FATE OF INTRAPORTALLY TRANSPLANTED ISLETS IN DIABETIC RATS - MORPHOLOGIC AND IMMUNOHISTOCHEMICAL STUDY

Abstract

Streptozotocin-induced diabetes in the rat can be reversed by the transplantation of isogenic islets of langerhans from neonatal donors. The morphology of intraportally transplanted islets were studied with the aid of the immunoperoxidase staining technique to identify insulin-, glucagon-, somatostatin- and pancreatic polypeptide-containing cells at 24 h, 48 h, 1 wk, 2 wk, 4 wk, 39 wk and 65 wk after transplant.
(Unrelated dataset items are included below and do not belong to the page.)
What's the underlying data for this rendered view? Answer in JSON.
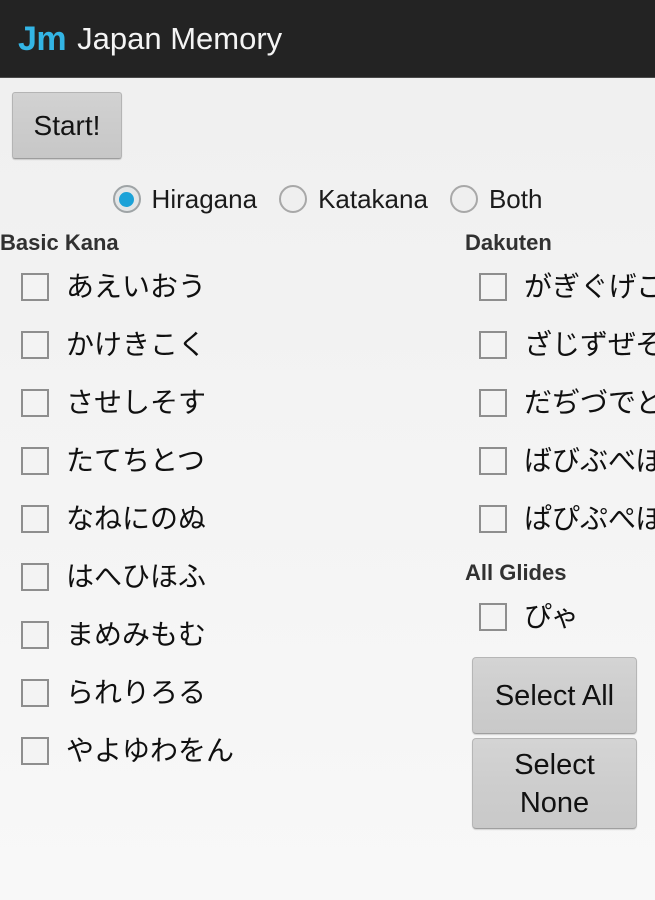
{
  "app": {
    "logo_mark": "Jm",
    "title": "Japan Memory",
    "accent_color": "#33b5e5",
    "actionbar_color": "#232323",
    "background_color": "#f2f2f2"
  },
  "controls": {
    "start_label": "Start!",
    "select_all_label": "Select All",
    "select_none_label_line1": "Select",
    "select_none_label_line2": "None"
  },
  "script_mode": {
    "selected": "Hiragana",
    "options": [
      {
        "label": "Hiragana",
        "checked": true
      },
      {
        "label": "Katakana",
        "checked": false
      },
      {
        "label": "Both",
        "checked": false
      }
    ]
  },
  "groups": [
    {
      "title": "Basic Kana",
      "column": "left",
      "rows": [
        {
          "kana": "あえいおう",
          "checked": false
        },
        {
          "kana": "かけきこく",
          "checked": false
        },
        {
          "kana": "させしそす",
          "checked": false
        },
        {
          "kana": "たてちとつ",
          "checked": false
        },
        {
          "kana": "なねにのぬ",
          "checked": false
        },
        {
          "kana": "はへひほふ",
          "checked": false
        },
        {
          "kana": "まめみもむ",
          "checked": false
        },
        {
          "kana": "られりろる",
          "checked": false
        },
        {
          "kana": "やよゆわをん",
          "checked": false
        }
      ]
    },
    {
      "title": "Dakuten",
      "column": "right",
      "rows": [
        {
          "kana": "がぎぐげご",
          "checked": false
        },
        {
          "kana": "ざじずぜぞ",
          "checked": false
        },
        {
          "kana": "だぢづでど",
          "checked": false
        },
        {
          "kana": "ばびぶべぼ",
          "checked": false
        },
        {
          "kana": "ぱぴぷぺぽ",
          "checked": false
        }
      ]
    },
    {
      "title": "All Glides",
      "column": "right",
      "rows": [
        {
          "kana": "ぴゃ",
          "checked": false
        }
      ]
    }
  ]
}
Embolized pancreatic tissue, composed of approximately 80% acini and 20% islets, is initially distributed throughout the liver mainly to terminal branches of the portal system. Endothelialization and organization occur rapidly with the smaller fragments and within the first 4 wk for larger thrombi. Exocrine pancreatic elements largely disappear as islet cells move into the hepatic lobules from the portal spaces. At 65 wk after transplant, all islet cell types can be identified within large complex islet structures. This study establishes the survival and continued function of all known rat pancreatic islet cell types long after transplantation and supports the theory that islet transplantation may represent the most physiologic replacement of hormonal deficiencies in the diabetic recipient.